Friday morning, Bynum said a flyover gave him a new perspective on the flood control measures built across Tulsa through the years.
“The main thing that stands out to me in looking at that is tremendous gratitude for the people that came before us in decades past who fought to build the levee system we have that is working the way it’s supposed to,” Bynum said. “(They) thought to utilize our River Parks network as a buffer for flooding events between the river corridor and the built environment of the city; and the River Parks are serving that purpose right now.”
Although officials believed the planned water release from Keystone would be enough through Sunday, that plan depends on weather.
Storms that produced flash flood warnings developed west of Tulsa on Friday night and moved eastward. A flash flood watch is in effect until 7 p.m. Wednesday for Tulsa, Craig, Creek, Nowata, Osage, Pawnee, Rogers and Washington counties.
U.S. Sen. James Lankford said during the news conference that Keystone Dam is working as designed but what happens next depends on the weather.
“We need to right now pray for no rain,” Lankford said. “And we need to stay out of the water.”
The problematic forecast is why officials want the public to remain aware.

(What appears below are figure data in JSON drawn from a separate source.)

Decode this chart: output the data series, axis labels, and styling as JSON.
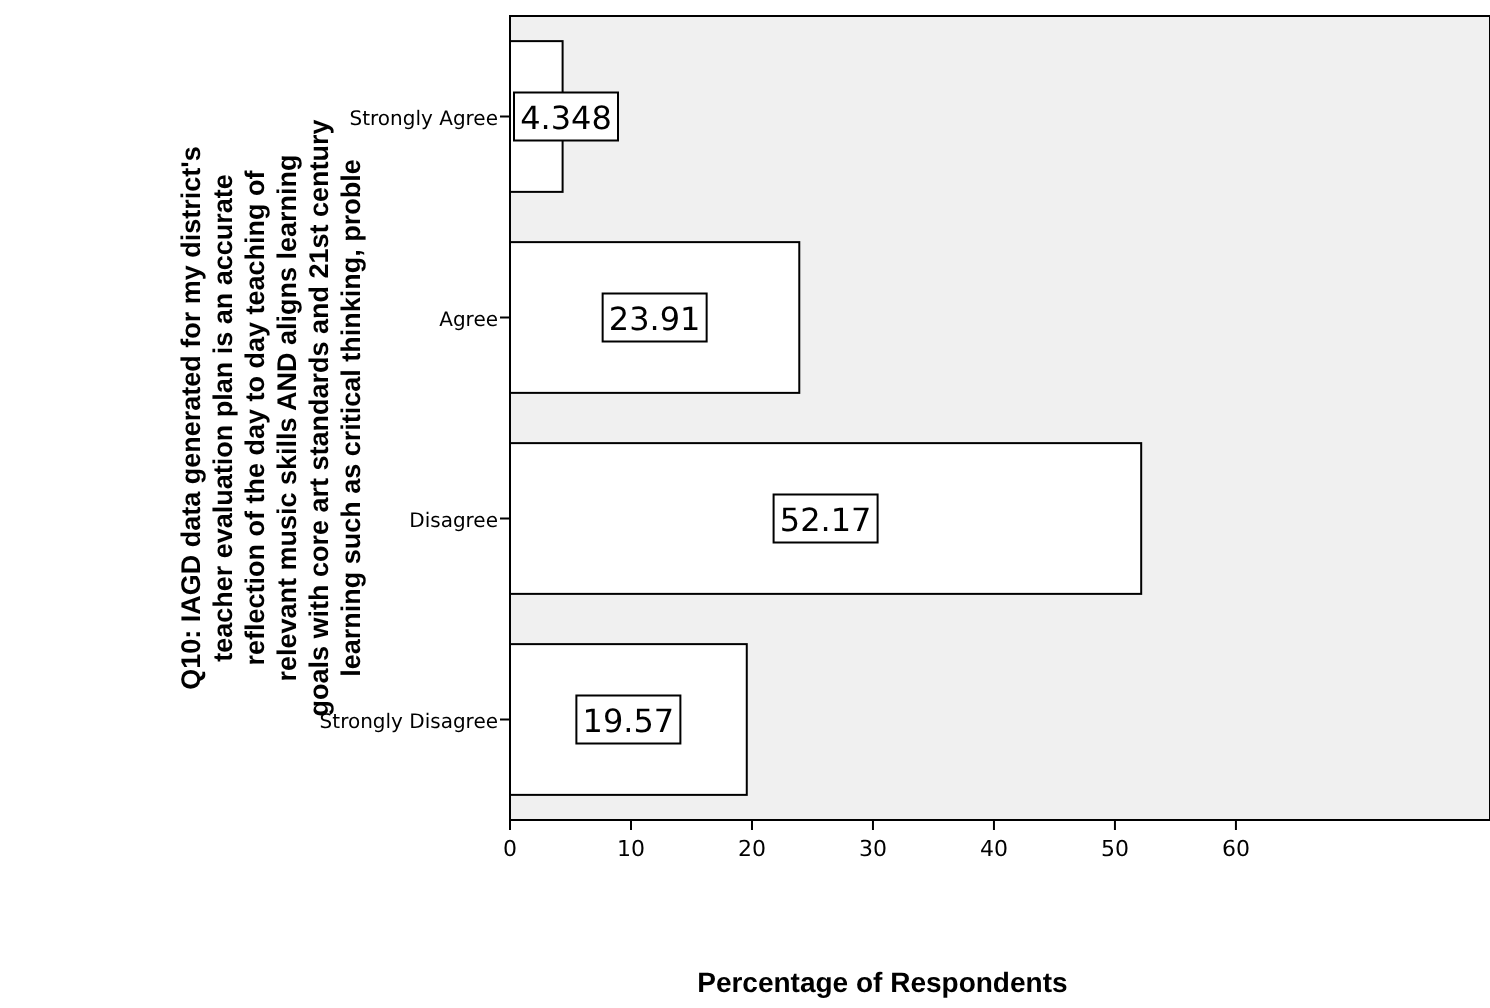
{
  "chart_data": {
    "type": "bar",
    "orientation": "horizontal",
    "categories": [
      "Strongly Agree",
      "Agree",
      "Disagree",
      "Strongly Disagree"
    ],
    "values": [
      4.348,
      23.91,
      52.17,
      19.57
    ],
    "color": "#ffffff",
    "data_labels": true,
    "xlim": [
      0,
      81
    ],
    "xticks": [
      0,
      10,
      20,
      30,
      40,
      50,
      60
    ],
    "xlabel": "Percentage of Respondents",
    "ylabel": "Q10:  IAGD data generated for my district's\nteacher evaluation plan is an accurate\nreflection of the day to day teaching of\nrelevant music skills AND aligns learning\ngoals with core art standards and 21st century\nlearning such as critical thinking, proble",
    "grid": false
  }
}
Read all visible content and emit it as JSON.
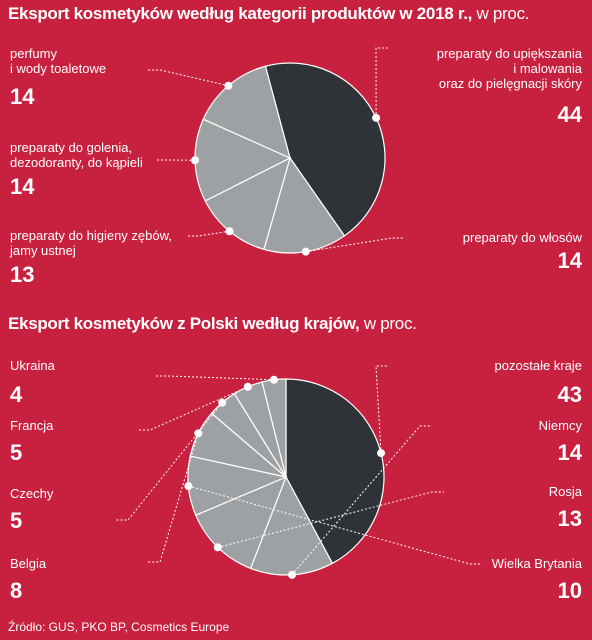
{
  "chart_data": [
    {
      "type": "pie",
      "title": "Eksport kosmetyków według kategorii produktów w 2018 r.,",
      "unit": "w proc.",
      "slices": [
        {
          "label": "preparaty do upiększania\ni malowania\noraz do pielęgnacji skóry",
          "value": 44,
          "value_label": "44",
          "color": "#2f3337"
        },
        {
          "label": "preparaty do włosów",
          "value": 14,
          "value_label": "14",
          "color": "#9ea1a3"
        },
        {
          "label": "preparaty do higieny zębów,\njamy ustnej",
          "value": 13,
          "value_label": "13",
          "color": "#9ea1a3"
        },
        {
          "label": "preparaty do golenia,\ndezodoranty, do kąpieli",
          "value": 14,
          "value_label": "14",
          "color": "#9ea1a3"
        },
        {
          "label": "perfumy\ni wody toaletowe",
          "value": 14,
          "value_label": "14",
          "color": "#9ea1a3"
        }
      ]
    },
    {
      "type": "pie",
      "title": "Eksport kosmetyków z Polski według krajów,",
      "unit": "w proc.",
      "slices": [
        {
          "label": "pozostałe kraje",
          "value": 43,
          "value_label": "43",
          "color": "#2f3337"
        },
        {
          "label": "Niemcy",
          "value": 14,
          "value_label": "14",
          "color": "#9ea1a3"
        },
        {
          "label": "Rosja",
          "value": 13,
          "value_label": "13",
          "color": "#9ea1a3"
        },
        {
          "label": "Wielka Brytania",
          "value": 10,
          "value_label": "10",
          "color": "#9ea1a3"
        },
        {
          "label": "Belgia",
          "value": 8,
          "value_label": "8",
          "color": "#9ea1a3"
        },
        {
          "label": "Czechy",
          "value": 5,
          "value_label": "5",
          "color": "#9ea1a3"
        },
        {
          "label": "Francja",
          "value": 5,
          "value_label": "5",
          "color": "#9ea1a3"
        },
        {
          "label": "Ukraina",
          "value": 4,
          "value_label": "4",
          "color": "#9ea1a3"
        }
      ]
    }
  ],
  "source": "Źródło: GUS, PKO BP, Cosmetics Europe"
}
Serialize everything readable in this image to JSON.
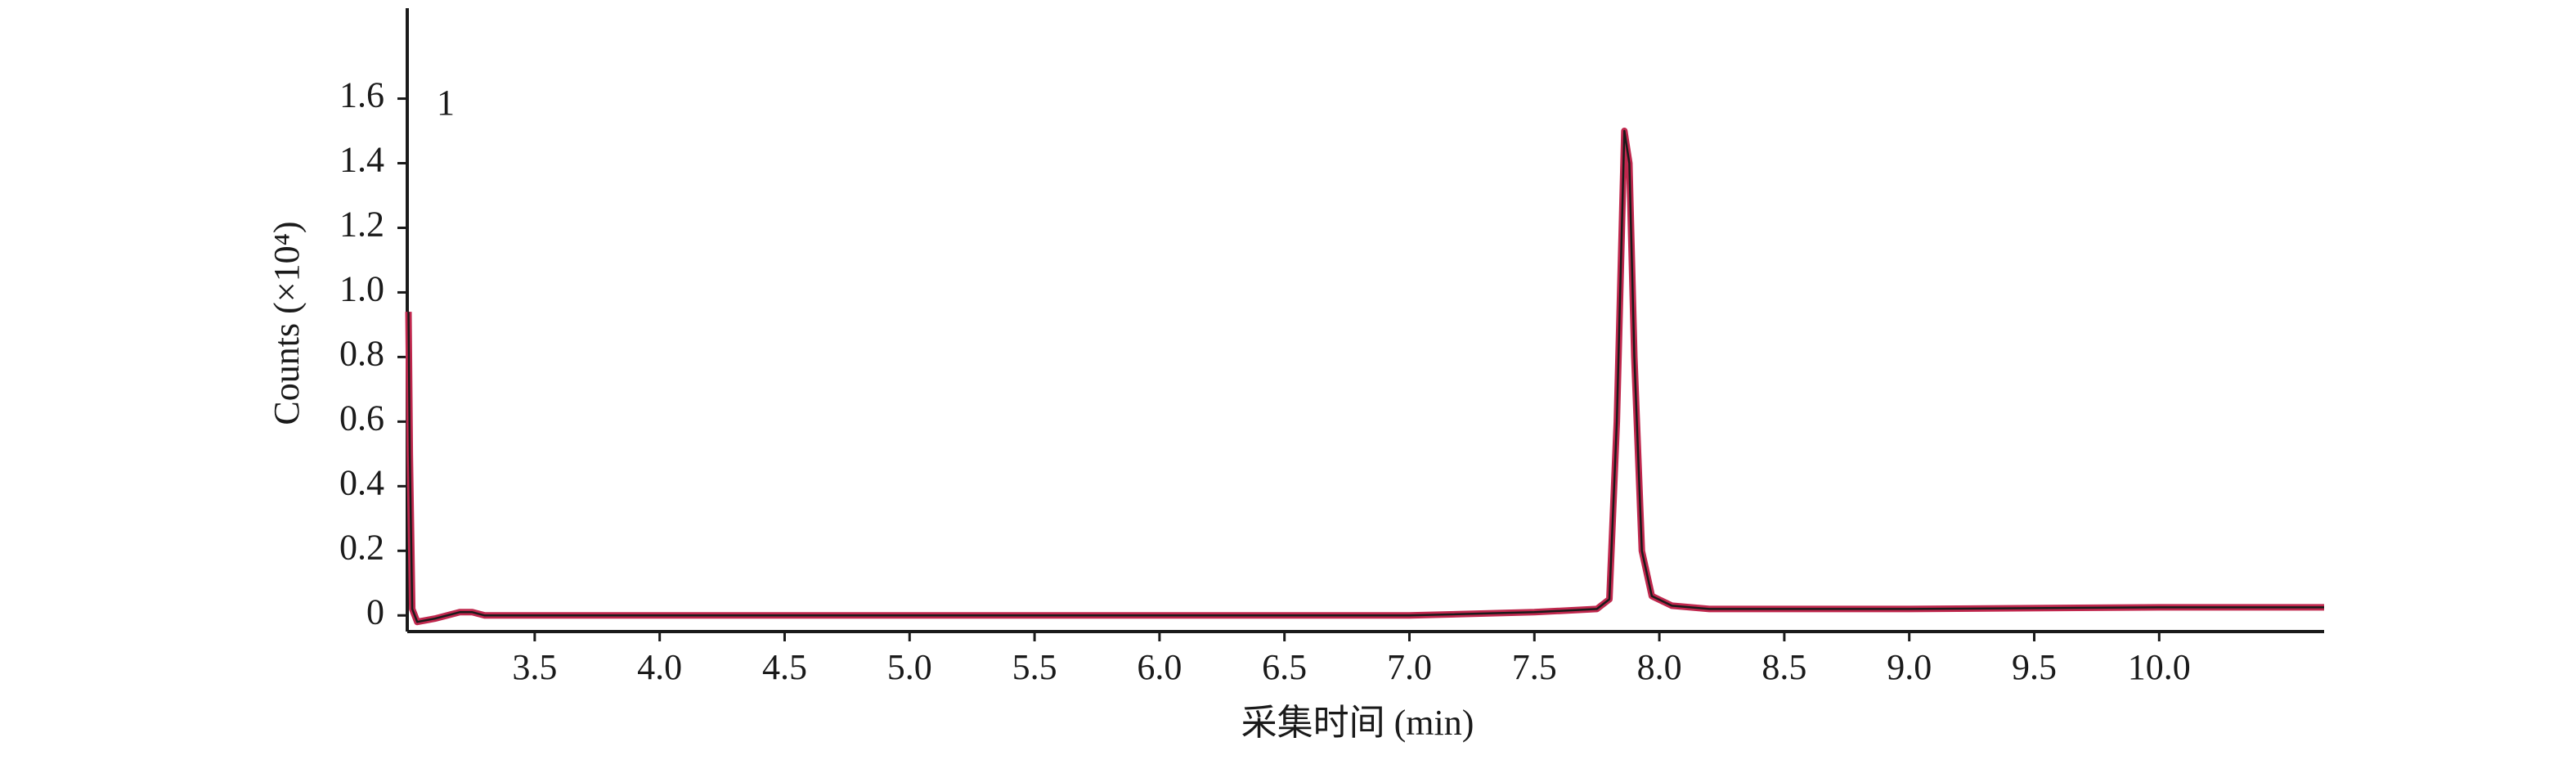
{
  "chart_data": {
    "type": "line",
    "annotation": "1",
    "xlabel": "采集时间 (min)",
    "ylabel": "Counts (×10⁴)",
    "x": [
      2.995,
      3.0,
      3.01,
      3.03,
      3.1,
      3.2,
      3.25,
      3.3,
      4.0,
      5.0,
      6.0,
      7.0,
      7.5,
      7.75,
      7.8,
      7.83,
      7.86,
      7.88,
      7.9,
      7.93,
      7.97,
      8.05,
      8.2,
      9.0,
      10.0,
      10.66
    ],
    "series": [
      {
        "color": "#c0284e",
        "overlay_color": "#1a1a1a",
        "values": [
          0.94,
          0.5,
          0.02,
          -0.02,
          -0.01,
          0.01,
          0.01,
          0.0,
          0.0,
          0.0,
          0.0,
          0.0,
          0.01,
          0.02,
          0.05,
          0.6,
          1.5,
          1.4,
          0.8,
          0.2,
          0.06,
          0.03,
          0.02,
          0.02,
          0.025,
          0.025
        ]
      }
    ],
    "xlim": [
      2.99,
      10.66
    ],
    "ylim": [
      -0.05,
      1.88
    ],
    "xticks": [
      3.5,
      {
        "value": 4,
        "label": "4.0"
      },
      4.5,
      {
        "value": 5,
        "label": "5.0"
      },
      5.5,
      {
        "value": 6,
        "label": "6.0"
      },
      6.5,
      {
        "value": 7,
        "label": "7.0"
      },
      7.5,
      {
        "value": 8,
        "label": "8.0"
      },
      8.5,
      {
        "value": 9,
        "label": "9.0"
      },
      9.5,
      {
        "value": 10,
        "label": "10.0"
      }
    ],
    "yticks": [
      0,
      0.2,
      0.4,
      0.6,
      0.8,
      {
        "value": 1,
        "label": "1.0"
      },
      1.2,
      1.4,
      1.6
    ],
    "grid": false
  }
}
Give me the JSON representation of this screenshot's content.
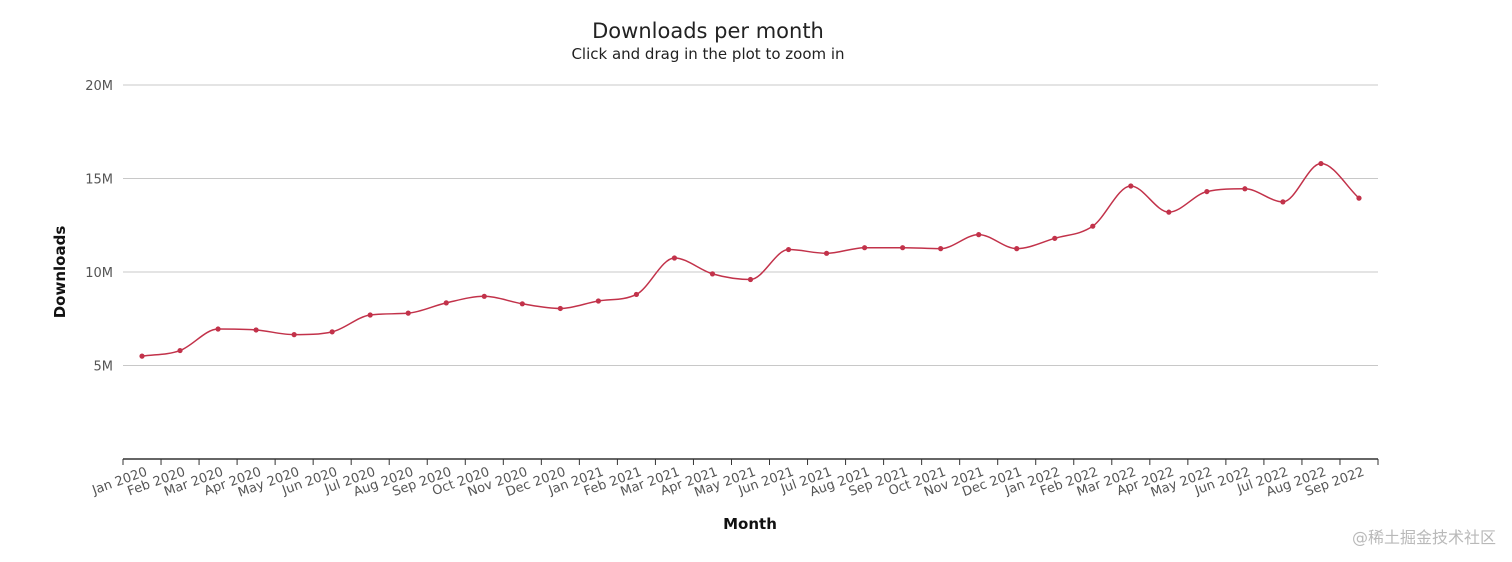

Kralicek said the Tulsa Area Emergency Management Agency has prepared for the possibility of a release of more than 300,000 cubic feet per second from the Keystone Dam. Outflow from the dam was at 255,000 cfs Friday night and inflow had dropped from nearly 320,000 at its peak to 240,000.
“We planned for the flood of record, which is 307,000 cubic feet per second,” Kralicek said. “We’re well below our established plan where we’re at right now. Rest assured, even if the water comes up a bit, we are ready to act. The community at large, we have been preparing for this.”